One of the most common problems in the criminal justice system has been the he-said she-said nature of police interrogations that are not recorded. The police claim that the accused made some kind of damaging admission, and the accused denies ever making that statement. Another variation is that a accused admits making the statement, but asserts that the police omitted important context that make the statement sound much worse than it actually was. Countless trials have boiled down to who the jury believes in this situation, and our firm has handled more than a few of them.
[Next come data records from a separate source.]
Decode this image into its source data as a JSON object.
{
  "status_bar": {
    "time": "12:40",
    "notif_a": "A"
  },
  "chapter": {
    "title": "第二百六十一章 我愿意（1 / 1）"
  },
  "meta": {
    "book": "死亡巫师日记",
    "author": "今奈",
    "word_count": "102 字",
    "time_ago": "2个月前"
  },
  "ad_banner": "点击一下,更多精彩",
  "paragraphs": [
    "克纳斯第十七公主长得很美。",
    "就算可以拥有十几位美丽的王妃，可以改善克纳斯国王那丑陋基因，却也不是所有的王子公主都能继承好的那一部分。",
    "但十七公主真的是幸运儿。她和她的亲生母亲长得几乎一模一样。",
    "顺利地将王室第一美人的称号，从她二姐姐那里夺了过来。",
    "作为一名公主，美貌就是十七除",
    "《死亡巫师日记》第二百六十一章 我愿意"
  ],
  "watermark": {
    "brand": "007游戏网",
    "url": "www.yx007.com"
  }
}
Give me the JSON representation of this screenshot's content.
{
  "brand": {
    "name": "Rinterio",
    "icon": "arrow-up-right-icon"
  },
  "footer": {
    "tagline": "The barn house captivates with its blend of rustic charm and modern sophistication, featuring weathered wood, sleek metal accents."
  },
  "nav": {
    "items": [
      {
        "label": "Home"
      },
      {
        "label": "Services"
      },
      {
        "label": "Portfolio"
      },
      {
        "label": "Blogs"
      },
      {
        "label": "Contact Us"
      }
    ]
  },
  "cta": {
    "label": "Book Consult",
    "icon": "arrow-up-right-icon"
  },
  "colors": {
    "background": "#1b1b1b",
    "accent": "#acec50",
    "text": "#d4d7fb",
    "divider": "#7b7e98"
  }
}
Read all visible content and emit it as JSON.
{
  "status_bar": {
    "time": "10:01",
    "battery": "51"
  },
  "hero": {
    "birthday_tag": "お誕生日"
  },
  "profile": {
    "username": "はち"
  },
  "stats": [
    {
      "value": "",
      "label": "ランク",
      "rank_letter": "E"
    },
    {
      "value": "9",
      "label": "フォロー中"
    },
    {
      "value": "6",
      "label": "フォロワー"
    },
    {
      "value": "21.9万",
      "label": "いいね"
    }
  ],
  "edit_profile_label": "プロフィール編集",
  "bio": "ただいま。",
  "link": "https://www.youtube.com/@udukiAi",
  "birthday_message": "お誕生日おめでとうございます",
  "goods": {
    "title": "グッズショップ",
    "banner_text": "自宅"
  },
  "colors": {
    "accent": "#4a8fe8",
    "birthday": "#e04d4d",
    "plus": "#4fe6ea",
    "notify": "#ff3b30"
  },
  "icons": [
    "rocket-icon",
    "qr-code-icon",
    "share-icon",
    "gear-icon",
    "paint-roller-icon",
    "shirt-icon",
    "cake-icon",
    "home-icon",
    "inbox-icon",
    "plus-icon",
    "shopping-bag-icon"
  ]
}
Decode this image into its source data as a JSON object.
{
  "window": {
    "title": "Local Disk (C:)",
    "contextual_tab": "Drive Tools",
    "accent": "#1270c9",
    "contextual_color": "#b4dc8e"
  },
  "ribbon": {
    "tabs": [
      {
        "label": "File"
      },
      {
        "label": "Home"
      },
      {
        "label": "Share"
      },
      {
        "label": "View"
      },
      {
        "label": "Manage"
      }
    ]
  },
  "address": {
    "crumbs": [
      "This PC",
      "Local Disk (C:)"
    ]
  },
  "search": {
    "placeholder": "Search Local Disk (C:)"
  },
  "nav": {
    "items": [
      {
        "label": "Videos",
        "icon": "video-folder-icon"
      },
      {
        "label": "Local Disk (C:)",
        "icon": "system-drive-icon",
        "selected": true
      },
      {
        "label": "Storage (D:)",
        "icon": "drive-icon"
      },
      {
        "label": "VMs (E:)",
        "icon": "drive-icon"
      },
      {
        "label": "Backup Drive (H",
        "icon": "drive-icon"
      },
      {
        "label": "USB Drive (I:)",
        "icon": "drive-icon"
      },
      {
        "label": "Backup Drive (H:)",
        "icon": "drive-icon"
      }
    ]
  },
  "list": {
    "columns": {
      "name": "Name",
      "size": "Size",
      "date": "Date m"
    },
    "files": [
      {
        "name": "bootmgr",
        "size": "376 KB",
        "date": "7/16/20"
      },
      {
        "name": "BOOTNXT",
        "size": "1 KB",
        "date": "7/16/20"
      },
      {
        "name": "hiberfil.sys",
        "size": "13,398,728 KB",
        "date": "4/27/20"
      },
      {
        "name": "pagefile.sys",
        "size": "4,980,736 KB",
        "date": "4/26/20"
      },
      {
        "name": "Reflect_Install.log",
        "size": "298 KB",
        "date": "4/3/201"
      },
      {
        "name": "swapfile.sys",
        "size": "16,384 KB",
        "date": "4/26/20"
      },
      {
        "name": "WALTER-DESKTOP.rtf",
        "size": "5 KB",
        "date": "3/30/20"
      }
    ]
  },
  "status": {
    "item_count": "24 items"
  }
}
In the past, the success of this kind of defense sometimes depended upon whether the community where the case is being tried generally trusts (or does not trust) their police agency. There is reason to hope that this problem will end, or at least be substantially reduced, in the near future. Beginning July 1, Virginia has required the police to make an “audiovisual recording” (read: video) of police interrogations, unless the equipment fails, the equipment is unavailable, or the interrogation occurs in the midst of a public safety emergency that prevents the recording. Given that most everyone (including the police) carry a smart phone, we expect it will be difficult for officers to justify a failure to record.
The bad news is that the failure to record by the police does not prevent them for testifying about the unrecorded statement of a suspect. The good news is that this law may cause judges to instruct juries to consider whether they should believe a police officer who fails to make a recording without a valid excuse. In the past, such a jury instruction would have been much harder to get.